Here Duffy investigates two cases: a weird double murder by a homophobic serial killer who is eager for publicity, and the apparent suicide of the ex-wife of a prisoner now on hunger strike in the Maze. As in all the Duffy books, these apparently unconnected crimes lead him deep into greater conspiracies.

Duffy is a great character: a university-educated Catholic working in the Protestant Royal Ulster Police Force. He is a compelling, cynical, street-wise hero who looks beyond accepted explanations for crimes, acts impulsively, and comes into conflict with criminals, corrupt officials and police budget restrictions. Nevertheless, among his team, there is a great sense of camaraderie: his officers, like the reader, recognise Duffy’s determination, care and courage.

Duffy’s life-style is, naturally, troublesome. He enjoys vodka gimlets in pint glasses, music and recreational drug use and is a soft touch for more than one friendly woman. His literary quotations and philosophical references can sometime feel overwritten but this is not a great problem when you can also enjoy the pace of the storytelling.

The plot’s complexity is sharpened by the everyday observations of the narrator. Through Duffy’s eyes, we experience the daily pressures of the province: the IRA bombing campaigns and road blocks; the ordinary lives worn down by riots and strikes, the antagonism between police and the British army. We see how, in a time of unemployment, both factions keep “their” local economy running through organised drug-running, EU meat parcels handed out to supporters or protection rackets.

McKinty also points out the growing media indifference: Duffy, searching the papers for important item about Northern Ireland, notes that the editions are filled with Lady Di’s wedding plans and the Yorkshire Ripper. Items about Northern Ireland are, usually, hidden several pages down, reminding the reader that media “weariness” with long-term problems is an ongoing issue.

While McKinty’s fiction seems very realistic, his story edges into dramatically complex areas. His plots often include small “walk-on parts” for real-life characters. For example, within The Cold Cold Ground  Duffy phones and meets up with Gerry Adams, while another character echoes the infamous IRA informer Stakeknife. Such real-or-not moments made me shiver a little, partly for the well-being of the author, who now lives in Australia.

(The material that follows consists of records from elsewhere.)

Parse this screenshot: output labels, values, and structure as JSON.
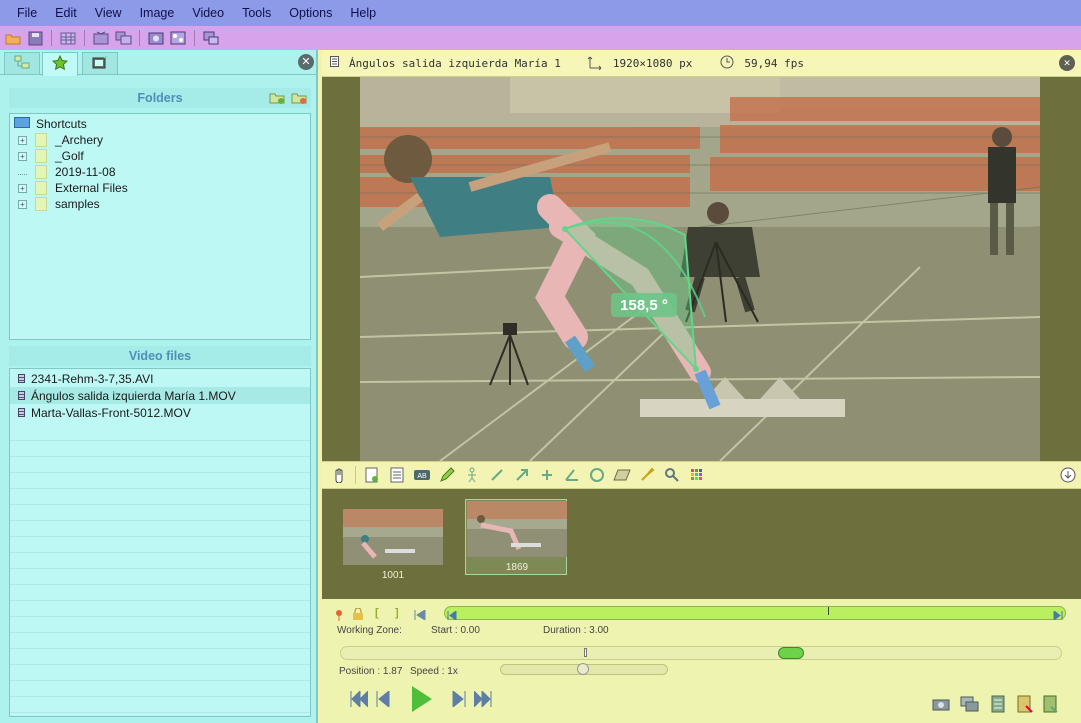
{
  "menu": [
    "File",
    "Edit",
    "View",
    "Image",
    "Video",
    "Tools",
    "Options",
    "Help"
  ],
  "left_panel": {
    "folders_title": "Folders",
    "tree": {
      "root": "Shortcuts",
      "items": [
        "_Archery",
        "_Golf",
        "2019-11-08",
        "External Files",
        "samples"
      ]
    },
    "video_files_title": "Video files",
    "files": [
      "2341-Rehm-3-7,35.AVI",
      "Ángulos salida izquierda María 1.MOV",
      "Marta-Vallas-Front-5012.MOV"
    ]
  },
  "video": {
    "title": "Ángulos salida izquierda María 1",
    "resolution": "1920×1080 px",
    "fps": "59,94 fps",
    "angle_label": "158,5 °"
  },
  "keyframes": [
    "1001",
    "1869"
  ],
  "player": {
    "working_zone_label": "Working Zone:",
    "start": "Start : 0.00",
    "duration": "Duration : 3.00",
    "position": "Position : 1.87",
    "speed": "Speed : 1x"
  },
  "colors": {
    "menubar": "#8c9ae8",
    "toolbar": "#d7a4ec",
    "left_panel": "#aef2ee",
    "right_bg": "#f2f2b0",
    "video_bg": "#6d6f3c",
    "angle_green": "#5fd68a"
  }
}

As for the writing, The Cold Cold Ground  is a fast-paced crime-noir thriller: a genre rather than a literary novel. The prose contains tough language, violent sequences, sex scenes and dangerous driving. Even so, McKinty’s writing has a way of slipping between staccato sentences and lyrical description. Here’s his opening passage:

“The riot had taken on a beauty of its own now. Arcs of gasoline fire under the crescent moon. Crimson tracer in mystical parabolas. Phosphorescence from the barrels of plastic bullet guns. A distant yelling like that of men below decks in a torpedoed prison ship. The scarlet whoosh of Molotovs intersecting with exacting surfaces. Helicopters everywhere: their spotlights finding one another like lovers in the Afterlife. And all this through a lens of oleaginous Belfast rain.”

I read about McKinty’s Duffy series last year. Bookwitch, on her well-established blog, was sharing her delight about the forthcoming Duffy title. Thank you, Bookwitch! Being curious, I ordered The Cold Cold Ground  from my local bookshop, enjoyed it tremendously and have now finished McKinty’s sixth and possibly last Duffy title.

Finally, I have a too-topical reason for choosing The Cold Cold Ground.  The book may be gritty escapism but it is impossible to read this story, or the series, without worries about Brexit, the current Irish border and the uneasy political situation creeping into the back of one’s mind. The dark world shown within McKinty’s thrillers really makes one hope that the Irish Peace Process - and the people either side of that border – will not be ignored or forgotten by those in power now.

The Cold Cold Ground is published by Serpent's Tail.